"There is no doubt about our absolute and complete dependence upon oil. We have passed from the stone age, to bronze, to iron, to the industrial age, and now to an age of oil. Without oil, American civilization as we know it could not exist"--Harold Ickes, Secretary of the Interior 1933-1946
I found this quotation in The Prize, a Pulitzer-winning monumental history of the oil industry first published in 1991. I don't think what Ickes said is an understatement. There is no modernity without oil--the two are more inseparable than we are with the internet, in my view. For oil, the reigning king of all commodities underlying the lives of us billions on the planet, is the foundation upon which digital technology rests. The hardware is not built without petroleum products, the software not developed without the churning wheels of an economy.
That black substance permeates everything. It would be futile to try to list its products and their integral roles in daily life. I like how Ickes frames it as a tool, a technology akin to metalworking that defines human activity. Our collective knowledge of manipulating such substances is like a dense, irreplaceable nucleus.
Shifting away from oil, as we are presently trying to do, is to usher in a new era of history. The renewables revolution is the largest undertaking humanity has ever tried: a concerted, global effort to revamp an engine of incomprehensible scale on the fly. This is hydrocarbon world. To call the task ahead enormous is laughably understated.

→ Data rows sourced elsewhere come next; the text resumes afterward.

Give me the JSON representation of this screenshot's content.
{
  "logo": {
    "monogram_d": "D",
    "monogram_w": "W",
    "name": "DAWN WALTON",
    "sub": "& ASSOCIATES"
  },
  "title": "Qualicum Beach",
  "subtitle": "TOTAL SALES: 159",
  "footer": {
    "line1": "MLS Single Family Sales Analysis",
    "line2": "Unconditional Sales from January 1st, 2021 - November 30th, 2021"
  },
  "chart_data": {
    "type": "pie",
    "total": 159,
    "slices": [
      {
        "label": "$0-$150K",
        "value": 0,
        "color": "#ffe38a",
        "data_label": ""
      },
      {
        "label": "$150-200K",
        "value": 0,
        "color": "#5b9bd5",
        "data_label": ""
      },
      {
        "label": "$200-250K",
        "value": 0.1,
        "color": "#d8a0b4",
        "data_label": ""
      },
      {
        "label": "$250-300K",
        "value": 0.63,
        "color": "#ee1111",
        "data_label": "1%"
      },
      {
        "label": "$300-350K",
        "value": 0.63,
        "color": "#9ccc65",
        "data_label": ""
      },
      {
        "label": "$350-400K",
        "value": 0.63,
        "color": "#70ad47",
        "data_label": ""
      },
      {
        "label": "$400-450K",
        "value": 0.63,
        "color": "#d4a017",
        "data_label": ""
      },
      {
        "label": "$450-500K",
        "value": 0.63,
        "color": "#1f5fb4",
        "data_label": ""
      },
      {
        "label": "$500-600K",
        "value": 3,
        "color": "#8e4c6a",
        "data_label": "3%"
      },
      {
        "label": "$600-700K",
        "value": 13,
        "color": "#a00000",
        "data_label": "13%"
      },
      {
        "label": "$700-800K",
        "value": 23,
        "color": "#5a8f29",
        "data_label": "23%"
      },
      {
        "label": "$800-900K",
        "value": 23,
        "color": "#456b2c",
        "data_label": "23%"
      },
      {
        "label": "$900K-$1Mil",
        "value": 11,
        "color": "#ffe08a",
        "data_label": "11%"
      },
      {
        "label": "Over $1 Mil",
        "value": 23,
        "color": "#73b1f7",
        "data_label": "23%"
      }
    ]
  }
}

One of my biggest takeaways from this book is how American dominance stemmed from our oil reserves. After the Civil War, this country industrialized like the Europeans & Japanese did, with coal fueling steam engines in locomotives and factories. But once the world's first oil well was drilled in Pennsylvania, American industrialization went to a new level. This denser, more-transportable fuel unlocked internal combustion, a superior mechanism with greater power and efficiency than any before.
I find it no coincidence that the British and Germans had coal under their lands, and they industrialized first. The Americans and Russians found oil under theirs, and they ruled the 20th century.
With this heavenly gift, the US catapulted to the top of the global power structure in short order. I was amazed to see how early the imperial powers of Europe came to rely on America as the enforcer of their colonial order. The sheer magnitude of this nation, supercharged by flammable liquid, was unparalleled well before WWI rolled around. Even by the turn of the century American industry, American oil, ruled.
The story of oil in the popular imagination is a Middle Eastern one. In reality it's an essential American one, from the beginning to now, from when we were a dominant producer to a dominant consumer to a dominant producer once more. Oil and America define each other. The story of our country is a story of how oil changed us.